Thalidomide, Doxorubicin, and Dexamethasone in Treating Patients With Untreated Stage II or Stage III Multiple Myeloma


RATIONALE: Thalidomide may stop the growth of multiple myeloma by stopping blood flow to the cancer cells. Drugs used in chemotherapy use different ways to stop cancer cells from dividing so they stop growing or die. Combining thalidomide with chemotherapy may kill more cancer cells. PURPOSE: Phase II trial to study the effectiveness of thalidomide, doxorubicin, and dexamethasone in treating patients who have untreated stage II or stage III multiple myeloma.

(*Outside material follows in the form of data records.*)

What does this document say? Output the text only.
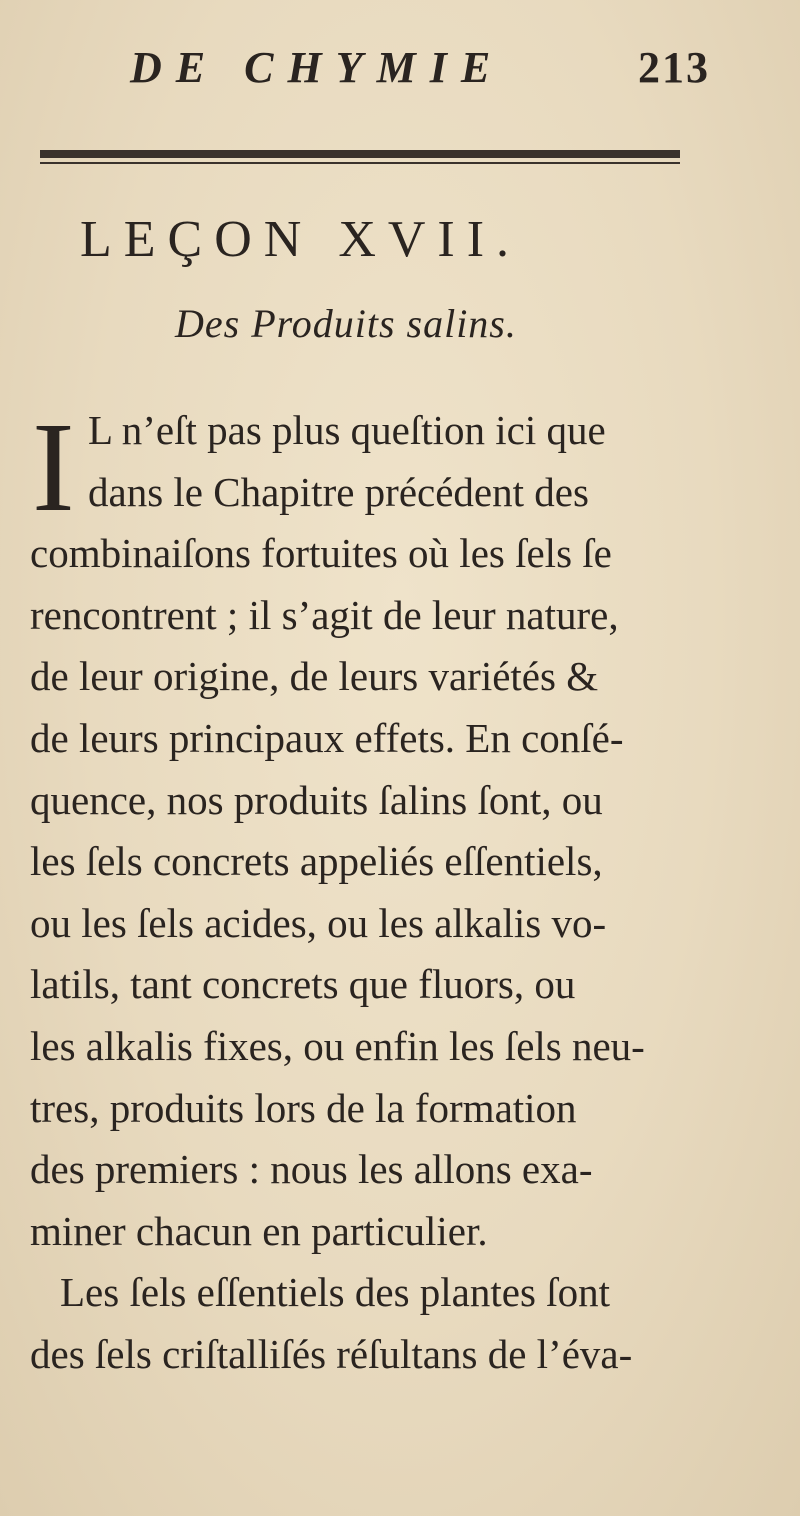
DE CHYMIE	213
LEÇON XVII.
Des Produits salins.
I L n’eſt pas plus queſtion ici que
dans le Chapitre précédent des
combinaiſons fortuites où les ſels ſe
rencontrent ; il s’agit de leur nature,
de leur origine, de leurs variétés &
de leurs principaux effets. En conſé-
quence, nos produits ſalins ſont, ou
les ſels concrets appeliés eſſentiels,
ou les ſels acides, ou les alkalis vo-
latils, tant concrets que fluors, ou
les alkalis fixes, ou enfin les ſels neu-
tres, produits lors de la formation
des premiers : nous les allons exa-
miner chacun en particulier.
Les ſels eſſentiels des plantes ſont
des ſels criſtalliſés réſultans de l’éva-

Full Title of Study: “A Phase II Clinical Trial Of Thalidomide, Adramycin And Dexamethasone (TAD) As Initial Therapy For The Treatment Of Multiple Myeloma”

Study Type

  • Study Type: Interventional
  • Study Design
    • Primary Purpose: Treatment
  • Study Primary Completion Date: January 2006

Detailed Description

OBJECTIVES: I. Determine the response rate of patients with previously untreated stage II or III multiple myeloma treated with thalidomide, doxorubicin, and dexamethasone. II. Determine the safety and toxicity of this regimen in this patient population. OUTLINE: Patients receive oral dexamethasone on days 1-4, 9-12, and 17-20, doxorubicin IV on day 1, and oral thalidomide daily. Treatment repeats every 30 days for 4 courses in the absence of unacceptable toxicity or disease progression. PROJECTED ACCRUAL: A total of 21-45 patients will be accrued for this study within approximately 1 year.


  • Drug: dexamethasone
  • Drug: doxorubicin hydrochloride
  • Drug: thalidomide

Participating in This Clinical Trial

DISEASE CHARACTERISTICS: Histologically confirmed multiple myeloma Stage II disease Symptomatic due to progressive disease OR Stage III disease No stage I multiple myeloma or smoldering myeloma PATIENT CHARACTERISTICS: Age: 18 and over Performance status: ECOG 0-3 Life expectancy: More than 4 months Hematopoietic: Absolute granulocyte count at least 1,500/mm3* Platelet count at least 100,000/mm3* *Unless due to multiple myeloma Hepatic: Bilirubin no greater than 2.0 mg/dL ALT and AST no greater than 3 times upper limit of normal (ULN) Alkaline phosphatase no greater than 3 times ULN Renal: Elevated creatinine allowed Cardiovascular: LVEF at least 50% by MUGA or ECHO No active angina No myocardial infarction within the past 6 months Other: Not pregnant or nursing Negative pregnancy test Fertile patients must use effective contraception at least 4 weeks prior to, during, and for at least 4 weeks after study No grade II or greater pre-existing neuropathy No other concurrent or prior active malignancy within the past 2 years except adequately treated non-melanoma skin cancer or carcinoma in situ of the cervix Prior T1a or T1b prostate cancer (detected incidentally at transurethral resection of prostate (TURP) and comprising less than 5% of resected tissue) allowed if PSA normal since TURP HIV negative No AIDS-related illness No other medical condition that would preclude study PRIOR CONCURRENT THERAPY: Biologic therapy: Not specified Chemotherapy: No prior chemotherapy for multiple myeloma Endocrine therapy: No more than 1 course of prior pulse dexamethasone Prior steroids of less than 1 month duration for emergent indications or life-threatening lesions (e.g., hypercalcemia or spinal cord compromise) allowed Radiotherapy: Prior radiotherapy allowed Surgery: Not specified

Gender Eligibility: All

Minimum Age: 18 Years

Maximum Age: N/A

Are Healthy Volunteers Accepted: No

Investigator Details

  • Lead Sponsor
    • Memorial Sloan Kettering Cancer Center
  • Collaborator
    • National Cancer Institute (NCI)
  • Overall Official(s)
    • Raymond L. Comenzo, MD, Study Chair, Memorial Sloan Kettering Cancer Center

Citations Reporting on Results

Hassoun H, Reich L, Klimek VM, Dhodapkar M, Cohen A, Kewalramani T, Zimman R, Drake L, Riedel ER, Hedvat CV, Teruya-Feldstein J, Filippa DA, Fleisher M, Nimer SD, Comenzo RL. Doxorubicin and dexamethasone followed by thalidomide and dexamethasone is an effective well tolerated initial therapy for multiple myeloma. Br J Haematol. 2006 Jan;132(2):155-61. doi: 10.1111/j.1365-2141.2005.05848.x.